Кардинал де Ришельё был человеком слишком умным, чтобы не иметь подобных рассуждений, однако он все их принес в жертву своей выгоде. Он хотел властвовать, как ему заблагорассудится, не стесняя себя никакими правилами, даже там, где ему ничего не стоило себе их поставить, и действовал так, что, пошли ему судьба преемника его достойного, быть может, звание первого министра, им первым себе присвоенное, стало бы со временем столь же ненавистным во Франции, как стали в конце концов звание мажордома и графа Парижского. Богу хотя бы в одном отношении угодно было, чтобы преемником его стал кардинал Мазарини, ибо, заняв это место, он не возбудил, да и не мог возбудить в стране неудовольствия узурпацией. Поскольку оба эти министра, хотя и разными способами, много содействовали междоусобице, я полагаю необходимым нарисовать вам их портреты и сделать между ними сравнение 42.
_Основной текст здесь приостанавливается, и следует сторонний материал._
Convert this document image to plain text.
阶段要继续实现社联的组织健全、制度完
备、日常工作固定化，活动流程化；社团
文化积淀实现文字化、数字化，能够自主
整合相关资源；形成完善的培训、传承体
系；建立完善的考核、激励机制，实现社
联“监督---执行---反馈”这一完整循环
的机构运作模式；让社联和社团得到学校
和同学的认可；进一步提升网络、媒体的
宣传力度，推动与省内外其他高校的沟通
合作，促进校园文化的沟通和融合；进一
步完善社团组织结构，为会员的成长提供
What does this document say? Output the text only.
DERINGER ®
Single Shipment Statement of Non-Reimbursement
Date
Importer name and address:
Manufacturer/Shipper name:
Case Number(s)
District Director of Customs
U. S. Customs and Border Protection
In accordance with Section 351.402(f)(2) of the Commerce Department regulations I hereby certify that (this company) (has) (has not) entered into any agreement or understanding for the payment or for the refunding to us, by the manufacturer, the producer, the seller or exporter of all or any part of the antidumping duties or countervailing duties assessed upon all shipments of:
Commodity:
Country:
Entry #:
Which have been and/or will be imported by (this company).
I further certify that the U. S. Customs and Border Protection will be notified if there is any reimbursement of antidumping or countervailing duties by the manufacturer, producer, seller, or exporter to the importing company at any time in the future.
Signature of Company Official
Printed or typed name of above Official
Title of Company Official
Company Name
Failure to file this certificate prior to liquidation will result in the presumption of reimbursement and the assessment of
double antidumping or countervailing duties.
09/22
Кардинал де Ришельё был происхождения благородного. Еще в юности проявились блестки его дарований: он был отличен в Сорбонне; сила и живость ума его обратили на себя внимание. Обыкновенно он умел принять верное решение. Он исполнял данное слово, если только какой-нибудь важный расчет не побуждал его нарушить обещанное, но и в подобном случае он старался представить дело так, будто вышло это не по его воле. Щедрость не была ему свойственна, но он давал более, нежели сулил, и умел в выгодном свете преподнести свои благодеяния. Он любил славу много более, чем предписано моралью, но следует признать, что, преступая мораль от избытка честолюбия, он отпускал себе этот грех ради притязаний, соразмерных его дарованиям. Ни ум, ни сердце не возвышали его над опасностями, однако не ставили ниже их; можно сказать, что он чаще предвосхищал их своим проницанием, нежели преодолевал своей твердостью. Он был верным в дружбе и желал бы заслужить общую любовь, но, хотя он и соединял с учтивостью приятную наружность и многие другие свойства, потребные для этой цели, ему всегда недоставало чего-то такого, что в этом деле необходимо более, чем в каком-либо другом. Своим могуществом и царственным великолепием он затмевал величие особы Короля, но при этом с таким достоинством исполнял королевские обязанности, что дюжинному уму не дано было провести здесь грань между благом и злом. Никто в целом свете не видел зорче его различия между плохим и худшим, между хорошим и лучшим, а это отменное качество в министре. Ему недоставало терпения в мелочах, которые предшествуют великим делам, но недостаток этот, проистекающий от [57] возвышенности ума, обыкновенно соединен с прозорливостью, его выкупающей. Он был благочестив в меру земных требований. Он творил добро по склонности, а может быть, по велению здравого смысла во всех случаях, когда выгода не толкала его ко злу, творя которое он его ясно сознавал. О благе государственном он помышлял лишь в пределах отпущенного ему земного срока, но никогда ни один министр не прилагал больших стараний, чтобы внушить окружающим, будто он печется о будущем. Словом, должно признать, что все пороки его принадлежат к числу тех, какие могут заслужить славу человеку высокого звания, ибо они из числа тех, чьим орудием могут быть лишь великие добродетели.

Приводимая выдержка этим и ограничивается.